I suppose doing the SW plan on my own, will make me feel less guilty about having an off day and more likely to get me back on the wagon. Before, I'd have an off day and I'd think 'f*** up' to the rest of the week. Sounds weird but only having the pressure from myself will help me I think.

I don't plan on telling anyone that I'm doing this as a serious thing. Again, keeps the pressure off. Dunno what I'll say to the boyf, I suppose just that I'm trying to be more sensible not that I'm really dieting. I do find that doing this helps me with things. I did it with my driving test, I literally told no one, and I passed - it was good not having the pressure :)

Anyway, another ramble done... Back to the meal planning.:rolleyes:
 
Hey I have a diary over in the members section :)

Meal planning ahead sounds like a good idea!xx

I shall go and have a find and a read :) see you there!

Yeah, it seems to be helping doing the meal planning this early, I hope to have a good few weeks of plans done by the time I start! It's also keeping the motivation alive! I'm motivated now although, as I said, I also know I have 10 tons of chocolate at home that will be luring me to the dark side over the next couple of weeks.

I hope the motivation sticks around, at least for the first week or two as once I'm getting stuck in, I find it easy to carry on!
 
Hi everyone...

So here I am, back again.
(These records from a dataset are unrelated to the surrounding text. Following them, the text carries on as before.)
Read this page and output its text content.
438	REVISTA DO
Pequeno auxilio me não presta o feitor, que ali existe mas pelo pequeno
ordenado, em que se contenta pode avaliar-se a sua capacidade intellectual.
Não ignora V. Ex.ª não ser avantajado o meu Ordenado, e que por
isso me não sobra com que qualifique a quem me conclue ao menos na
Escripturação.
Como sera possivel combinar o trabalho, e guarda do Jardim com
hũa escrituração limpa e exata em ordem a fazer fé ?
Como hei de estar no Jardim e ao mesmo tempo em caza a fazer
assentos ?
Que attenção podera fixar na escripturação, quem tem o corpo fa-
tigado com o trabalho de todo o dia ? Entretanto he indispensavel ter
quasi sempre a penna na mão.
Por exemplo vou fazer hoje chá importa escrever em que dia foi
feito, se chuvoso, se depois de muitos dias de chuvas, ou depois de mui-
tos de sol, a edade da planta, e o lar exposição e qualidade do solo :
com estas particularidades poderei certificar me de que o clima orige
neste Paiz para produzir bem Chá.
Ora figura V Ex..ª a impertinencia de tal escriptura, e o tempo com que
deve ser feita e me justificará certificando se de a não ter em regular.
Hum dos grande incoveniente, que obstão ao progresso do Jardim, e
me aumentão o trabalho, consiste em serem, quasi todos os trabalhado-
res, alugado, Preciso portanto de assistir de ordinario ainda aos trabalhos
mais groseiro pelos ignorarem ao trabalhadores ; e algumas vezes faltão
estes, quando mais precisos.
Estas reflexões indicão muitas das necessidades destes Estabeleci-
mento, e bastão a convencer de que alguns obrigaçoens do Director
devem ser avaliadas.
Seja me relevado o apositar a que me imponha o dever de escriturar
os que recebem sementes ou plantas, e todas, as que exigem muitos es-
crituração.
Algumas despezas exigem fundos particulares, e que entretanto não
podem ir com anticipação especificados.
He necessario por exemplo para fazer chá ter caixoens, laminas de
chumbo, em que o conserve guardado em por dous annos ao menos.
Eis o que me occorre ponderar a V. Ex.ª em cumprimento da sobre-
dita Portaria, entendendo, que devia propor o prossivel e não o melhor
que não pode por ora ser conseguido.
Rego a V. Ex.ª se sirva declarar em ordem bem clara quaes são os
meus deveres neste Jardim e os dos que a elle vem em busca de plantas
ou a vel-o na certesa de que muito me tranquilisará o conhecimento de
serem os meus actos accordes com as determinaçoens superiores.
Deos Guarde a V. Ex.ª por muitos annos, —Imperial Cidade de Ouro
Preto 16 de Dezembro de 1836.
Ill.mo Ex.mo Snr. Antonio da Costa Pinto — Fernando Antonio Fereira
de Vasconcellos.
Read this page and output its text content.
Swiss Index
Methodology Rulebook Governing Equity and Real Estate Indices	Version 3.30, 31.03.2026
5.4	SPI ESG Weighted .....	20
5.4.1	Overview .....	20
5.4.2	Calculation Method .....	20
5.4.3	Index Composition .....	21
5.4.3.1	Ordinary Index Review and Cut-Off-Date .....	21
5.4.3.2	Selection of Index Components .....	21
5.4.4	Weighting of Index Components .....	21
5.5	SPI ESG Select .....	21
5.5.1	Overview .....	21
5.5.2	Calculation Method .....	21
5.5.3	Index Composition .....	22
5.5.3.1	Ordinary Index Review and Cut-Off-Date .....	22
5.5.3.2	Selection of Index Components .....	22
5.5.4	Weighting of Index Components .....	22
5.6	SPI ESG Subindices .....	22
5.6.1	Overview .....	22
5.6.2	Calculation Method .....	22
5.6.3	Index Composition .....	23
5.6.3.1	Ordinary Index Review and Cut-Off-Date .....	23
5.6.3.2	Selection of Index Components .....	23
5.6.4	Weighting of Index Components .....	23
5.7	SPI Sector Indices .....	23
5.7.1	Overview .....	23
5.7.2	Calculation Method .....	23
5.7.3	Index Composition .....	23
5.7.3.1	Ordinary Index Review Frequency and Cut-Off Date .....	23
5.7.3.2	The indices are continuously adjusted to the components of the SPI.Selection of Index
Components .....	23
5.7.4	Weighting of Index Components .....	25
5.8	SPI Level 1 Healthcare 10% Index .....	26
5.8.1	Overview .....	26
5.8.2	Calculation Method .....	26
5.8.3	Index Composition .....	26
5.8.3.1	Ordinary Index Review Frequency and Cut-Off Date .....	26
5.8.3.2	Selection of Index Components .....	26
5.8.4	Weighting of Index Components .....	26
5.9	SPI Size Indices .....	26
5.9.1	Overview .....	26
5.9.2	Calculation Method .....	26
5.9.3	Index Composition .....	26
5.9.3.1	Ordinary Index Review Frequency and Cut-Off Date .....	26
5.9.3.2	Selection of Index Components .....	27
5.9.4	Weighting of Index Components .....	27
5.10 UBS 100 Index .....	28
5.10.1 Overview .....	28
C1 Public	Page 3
On the 3rd January, as promised, and raring to go!

Left the food planner I did at work over the Christmas break though so am not following that right now (annoying as I spent so much time on it!)

So, today started with:
2x eggs
Baby button mushrooms
Plum tomatoes
Fried in Tesco Rapeseed Spray Oil (1/2 syn per 5 sprays)

For lunch:
Tuna (in brine)
Cucumber
Red Onion
Cherry tomatoes
Yellow Pepper
1x tbsp Light Mayo (2)

Snacks:
2x Satsumas
1x Apple
Celery

I thought I'd feel mega hungry by this point today, considering the amount I've shoved in my mouth this last couple of weeks but, I think the good breakfast has filled me sufficiently!

Tonight for dinner will be a SW meal from Iceland - I went in and grabbed a load for this first week (and I'll probably do the same next week) as they're free and easy and they don't require me to think much about them.

I've decided that I'm going to allow myself to continue eating the Christmas chocolate (there's still so much left), but only on weekends. I will syn them, of course, but I will save them for the weekend. I won't go mad and binge, or save syns for them, I will literally just have my syn allowance but all in chocolate.

Anyway, I hope you all had a fantastic Christmas and New Year.

All the best for the coming weeks!
 
Ok so, massive fail last week... It was TOTM so I sat and pigged out for at least 3 days. Plus, lost my willpower at work, which meant eating some sweets!

Weighed myself this morning, lost 1lb!! I was so chuffed! I'm really trying to find a way to beat the TOTM binge days, maybe I can take a tablet and the cravings will go and my will power will stay strong!

Back on the wagon today though, my aim was 1.5lb per week and I fell short so that is an extra 1/2lb I need to lose next week. Takes it to 2lbs to aim for. I need to start being hard on myself or it'll get to the point where I'm needing to lose 4lb a week, get pee'd off and bored and then quit and go on holiday at my current weight all sad and disappointed that I didn't just effing do it!

Anyway, today's menu:
Breakfast:
Fried Egg
Fried Mushrooms
1 slice of crustless wholemeal bread (Part HexB)
Fried in Tesco Rapeseed Spray Oil (0.5 syns per 5 sprays) (1)
Syns: 1

Lunch:
2 slices of crustless wholemeal bread (rest of HexB)
'Buttered' with Light Mayo (2)
Wafer thin smoked ham
Cucumber
Skinny Cappuccino Muller Light (so excited to try this range!)
Syns: 2

Snacks:
Celery
Peppers
Apple
Grapes
Strawberries

I'm determined to fill myself up at lunchtime so that I don't falter this afternoon and head to the sweet boxes at work! No one seems up for my idea of a communal fruit bowl, evil people!
 
Just an update on the Skinny Cappuccino Muller Light... OMG! Amazing!